The reasoning is that every integer greater than 1 has at least one prime factor. Thus, either d is prime itself, or it can be decomposed into multiples of a prime number, which satisfies the problem's requirements.
Python Solution
import sys
input = sys.stdin.readline
t = int(input())
for _ in range(t):
x, y = map(int, input().split())
if x - y == 1:
print("NO")
else:
print("YES")
The code follows the algorithm directly. We use fast input via sys.stdin.readline to handle multiple test cases efficiently. The difference x - y is computed as a single integer subtraction. We check for the only failing edge case where the difference is 1, and otherwise return "YES".
Worked Examples
Sample Input 1:
100 98
| x | y | d = x-y | Output |
|---|---|---|---|
| 100 | 98 | 2 | YES |
Explanation: d = 2. The difference is greater than 1, so we can subtract the prime 2 exactly once.
Sample Input 2:
41 40
| x | y | d = x-y | Output |
|---|---|---|---|
| 41 | 40 | 1 | NO |
Explanation: d = 1. No prime number can be subtracted to reach y because all primes are greater than 1.

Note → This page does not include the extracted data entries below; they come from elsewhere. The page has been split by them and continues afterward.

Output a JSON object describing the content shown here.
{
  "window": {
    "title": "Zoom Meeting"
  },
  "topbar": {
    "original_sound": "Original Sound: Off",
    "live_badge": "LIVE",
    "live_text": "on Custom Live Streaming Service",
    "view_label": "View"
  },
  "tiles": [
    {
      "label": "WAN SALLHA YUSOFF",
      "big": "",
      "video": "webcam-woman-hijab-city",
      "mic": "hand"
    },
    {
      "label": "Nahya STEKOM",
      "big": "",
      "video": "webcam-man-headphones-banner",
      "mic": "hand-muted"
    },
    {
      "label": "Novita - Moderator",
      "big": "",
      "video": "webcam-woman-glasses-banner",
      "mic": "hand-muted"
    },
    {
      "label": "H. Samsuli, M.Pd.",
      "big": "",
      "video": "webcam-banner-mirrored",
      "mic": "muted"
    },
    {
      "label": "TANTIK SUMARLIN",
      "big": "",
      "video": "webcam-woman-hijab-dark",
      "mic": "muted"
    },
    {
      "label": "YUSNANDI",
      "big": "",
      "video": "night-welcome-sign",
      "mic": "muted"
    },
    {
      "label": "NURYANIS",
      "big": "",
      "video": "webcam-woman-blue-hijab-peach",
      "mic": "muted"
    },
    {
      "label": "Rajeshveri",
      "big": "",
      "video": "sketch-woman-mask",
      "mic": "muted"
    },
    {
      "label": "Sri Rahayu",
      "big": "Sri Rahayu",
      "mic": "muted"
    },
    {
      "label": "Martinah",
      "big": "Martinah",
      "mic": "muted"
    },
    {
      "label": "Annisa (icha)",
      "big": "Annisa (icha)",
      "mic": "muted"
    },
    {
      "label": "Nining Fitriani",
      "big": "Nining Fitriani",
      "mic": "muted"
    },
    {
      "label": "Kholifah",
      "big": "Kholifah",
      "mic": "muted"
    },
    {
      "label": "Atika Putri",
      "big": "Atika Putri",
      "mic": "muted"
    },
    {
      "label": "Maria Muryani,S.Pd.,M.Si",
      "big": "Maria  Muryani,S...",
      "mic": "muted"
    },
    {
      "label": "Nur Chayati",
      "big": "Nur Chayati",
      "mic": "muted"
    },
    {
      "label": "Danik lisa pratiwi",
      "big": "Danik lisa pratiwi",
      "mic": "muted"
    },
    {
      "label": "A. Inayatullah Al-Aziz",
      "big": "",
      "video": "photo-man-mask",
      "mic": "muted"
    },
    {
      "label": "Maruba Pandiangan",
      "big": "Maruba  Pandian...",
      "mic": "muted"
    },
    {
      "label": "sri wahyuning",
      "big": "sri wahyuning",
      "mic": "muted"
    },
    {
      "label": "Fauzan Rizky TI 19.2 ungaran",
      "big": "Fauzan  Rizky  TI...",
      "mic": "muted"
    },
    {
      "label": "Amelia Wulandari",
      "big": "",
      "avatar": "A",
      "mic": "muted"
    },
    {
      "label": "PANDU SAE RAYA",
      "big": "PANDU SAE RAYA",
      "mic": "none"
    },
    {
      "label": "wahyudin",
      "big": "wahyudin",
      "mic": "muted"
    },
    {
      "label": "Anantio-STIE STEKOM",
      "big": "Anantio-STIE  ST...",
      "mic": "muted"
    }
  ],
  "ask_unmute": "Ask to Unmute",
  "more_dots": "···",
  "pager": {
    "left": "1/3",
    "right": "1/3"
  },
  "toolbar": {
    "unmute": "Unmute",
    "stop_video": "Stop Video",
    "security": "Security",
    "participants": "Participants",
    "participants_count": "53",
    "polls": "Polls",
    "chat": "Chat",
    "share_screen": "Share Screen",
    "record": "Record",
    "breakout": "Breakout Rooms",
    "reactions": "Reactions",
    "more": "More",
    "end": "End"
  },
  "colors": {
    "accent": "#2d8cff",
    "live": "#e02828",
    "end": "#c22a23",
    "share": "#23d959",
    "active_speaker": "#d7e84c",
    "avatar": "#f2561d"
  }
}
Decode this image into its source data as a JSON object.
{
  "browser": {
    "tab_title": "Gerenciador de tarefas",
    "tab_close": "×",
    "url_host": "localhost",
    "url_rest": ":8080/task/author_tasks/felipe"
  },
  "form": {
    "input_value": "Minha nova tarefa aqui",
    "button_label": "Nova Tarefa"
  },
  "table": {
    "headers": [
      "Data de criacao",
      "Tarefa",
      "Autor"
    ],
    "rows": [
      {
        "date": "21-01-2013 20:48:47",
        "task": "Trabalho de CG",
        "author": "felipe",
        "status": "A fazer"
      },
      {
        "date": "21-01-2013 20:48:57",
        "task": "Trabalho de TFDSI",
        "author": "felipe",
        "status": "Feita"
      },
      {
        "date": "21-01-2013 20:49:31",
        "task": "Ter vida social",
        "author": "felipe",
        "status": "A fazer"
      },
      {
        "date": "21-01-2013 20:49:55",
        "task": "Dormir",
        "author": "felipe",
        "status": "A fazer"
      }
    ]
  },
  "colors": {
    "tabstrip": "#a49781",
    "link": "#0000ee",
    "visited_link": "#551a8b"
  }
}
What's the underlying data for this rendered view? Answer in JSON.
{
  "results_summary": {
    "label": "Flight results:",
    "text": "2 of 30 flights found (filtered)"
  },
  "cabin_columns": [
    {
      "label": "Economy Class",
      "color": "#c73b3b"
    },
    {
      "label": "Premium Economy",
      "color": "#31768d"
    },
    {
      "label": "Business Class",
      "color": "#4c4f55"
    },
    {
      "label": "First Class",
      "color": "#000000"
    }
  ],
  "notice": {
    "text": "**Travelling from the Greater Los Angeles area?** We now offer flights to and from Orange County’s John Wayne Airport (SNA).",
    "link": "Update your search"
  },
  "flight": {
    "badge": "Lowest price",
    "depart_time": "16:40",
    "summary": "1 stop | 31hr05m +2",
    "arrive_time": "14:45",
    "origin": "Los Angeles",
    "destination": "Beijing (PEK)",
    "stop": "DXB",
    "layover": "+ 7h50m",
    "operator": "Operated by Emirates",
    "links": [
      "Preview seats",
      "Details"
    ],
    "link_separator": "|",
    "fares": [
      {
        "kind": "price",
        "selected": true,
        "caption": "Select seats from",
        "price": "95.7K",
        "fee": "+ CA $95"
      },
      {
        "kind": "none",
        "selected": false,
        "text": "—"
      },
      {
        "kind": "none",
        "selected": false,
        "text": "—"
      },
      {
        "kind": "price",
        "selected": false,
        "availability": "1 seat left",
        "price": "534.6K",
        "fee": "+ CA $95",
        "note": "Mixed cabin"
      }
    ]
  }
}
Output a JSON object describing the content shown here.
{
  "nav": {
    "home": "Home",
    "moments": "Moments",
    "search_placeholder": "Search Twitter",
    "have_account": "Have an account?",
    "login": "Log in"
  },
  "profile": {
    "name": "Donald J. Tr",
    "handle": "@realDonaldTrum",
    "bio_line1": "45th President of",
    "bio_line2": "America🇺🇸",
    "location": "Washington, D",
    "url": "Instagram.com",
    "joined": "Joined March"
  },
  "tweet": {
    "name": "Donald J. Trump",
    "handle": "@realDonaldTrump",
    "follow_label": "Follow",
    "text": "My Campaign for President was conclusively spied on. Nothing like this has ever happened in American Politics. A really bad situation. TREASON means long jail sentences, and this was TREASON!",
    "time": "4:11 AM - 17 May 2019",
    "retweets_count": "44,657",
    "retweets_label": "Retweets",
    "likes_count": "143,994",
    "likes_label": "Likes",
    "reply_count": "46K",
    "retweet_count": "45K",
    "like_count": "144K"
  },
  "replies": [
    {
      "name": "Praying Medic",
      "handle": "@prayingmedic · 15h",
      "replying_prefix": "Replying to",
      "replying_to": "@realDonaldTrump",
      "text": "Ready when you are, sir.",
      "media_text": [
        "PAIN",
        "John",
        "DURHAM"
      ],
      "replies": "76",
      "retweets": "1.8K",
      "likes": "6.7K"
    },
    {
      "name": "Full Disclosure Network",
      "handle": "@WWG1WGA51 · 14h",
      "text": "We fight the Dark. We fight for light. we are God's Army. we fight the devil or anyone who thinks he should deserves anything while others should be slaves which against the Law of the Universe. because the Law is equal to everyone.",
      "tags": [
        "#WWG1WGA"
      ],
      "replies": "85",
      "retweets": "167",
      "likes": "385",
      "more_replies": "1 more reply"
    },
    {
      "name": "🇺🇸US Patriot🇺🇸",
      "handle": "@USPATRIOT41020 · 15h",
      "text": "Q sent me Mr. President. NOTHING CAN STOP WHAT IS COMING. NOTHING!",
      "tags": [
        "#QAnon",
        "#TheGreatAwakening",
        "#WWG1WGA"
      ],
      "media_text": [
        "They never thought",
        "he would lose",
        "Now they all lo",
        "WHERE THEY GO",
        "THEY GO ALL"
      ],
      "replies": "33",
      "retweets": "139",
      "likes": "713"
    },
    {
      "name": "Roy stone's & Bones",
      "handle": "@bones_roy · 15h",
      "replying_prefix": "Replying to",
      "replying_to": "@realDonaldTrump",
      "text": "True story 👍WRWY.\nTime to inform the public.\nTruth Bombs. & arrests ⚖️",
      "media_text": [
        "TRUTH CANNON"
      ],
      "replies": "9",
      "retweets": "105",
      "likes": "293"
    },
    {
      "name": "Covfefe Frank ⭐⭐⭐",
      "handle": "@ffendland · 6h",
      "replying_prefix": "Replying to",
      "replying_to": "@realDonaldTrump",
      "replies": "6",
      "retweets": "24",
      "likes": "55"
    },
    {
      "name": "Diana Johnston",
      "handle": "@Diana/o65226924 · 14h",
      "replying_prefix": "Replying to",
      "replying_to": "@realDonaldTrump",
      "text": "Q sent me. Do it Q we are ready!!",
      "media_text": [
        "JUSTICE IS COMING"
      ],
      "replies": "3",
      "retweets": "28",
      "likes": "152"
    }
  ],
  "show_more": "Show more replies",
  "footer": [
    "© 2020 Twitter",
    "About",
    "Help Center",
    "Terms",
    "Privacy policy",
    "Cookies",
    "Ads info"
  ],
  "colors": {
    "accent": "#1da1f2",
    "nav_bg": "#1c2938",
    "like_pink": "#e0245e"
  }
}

These traces demonstrate that the only case requiring careful handling is when the difference is exactly 1.
Complexity Analysis
| Measure | Complexity | Explanation |
|---|---|---|
| Time | O(t) | We perform constant-time operations for each of the t test cases. |
| Space | O(1) | Only a few integer variables are used, independent of input size. |
This fits comfortably within the 2-second time limit even for the maximum t = 1000.
Test Cases
import sys, io
def run(inp: str) -> str:
sys.stdin = io.StringIO(inp)
output = io.StringIO()
sys.stdout = output
t = int(input())
for _ in range(t):
x, y = map(int, input().split())
if x - y == 1:
print("NO")
else:
print("YES")
return output.getvalue().strip()
# Provided samples
assert run("4\n100 98\n42 32\n1000000000000000000 1\n41 40\n") == "YES\nYES\nYES\nNO", "sample 1"
# Custom cases
assert run("2\n2 1\n3 2\n") == "NO\nNO", "difference 1 edge case"
assert run("1\n1000000000000000000 999999999999999998\n") == "YES", "large even difference"
assert run("1\n1000000000000000000 999999999999999999\n") == "NO", "large difference of 1"
assert run("1\n17 2\n") == "YES", "odd difference greater than 1"
| Test input | Expected output | What it validates |
|---|---|---|
| 2 1 | NO | Difference of 1 cannot be bridged by primes |
| 3 2 | NO | Another difference of 1 |
| 1e18 1e18-2 | YES | Very large even difference works |
| 1e18 1e18-1 | NO | Very large difference of 1 |
| 17 2 | YES | Odd difference greater than 1 is valid |
Edge Cases
For the difference of 1, the algorithm correctly outputs "NO". Input x = 41, y = 40 yields d = 1, triggering the specific condition and avoiding the incorrect assumption that any prime works.
For maximum-size inputs, like x = 10^18, y = 1, the difference d = 10^18 - 1 is much larger than 1, so the algorithm outputs "YES" efficiently without iterating or generating primes. This confirms correctness and performance across the entire input space.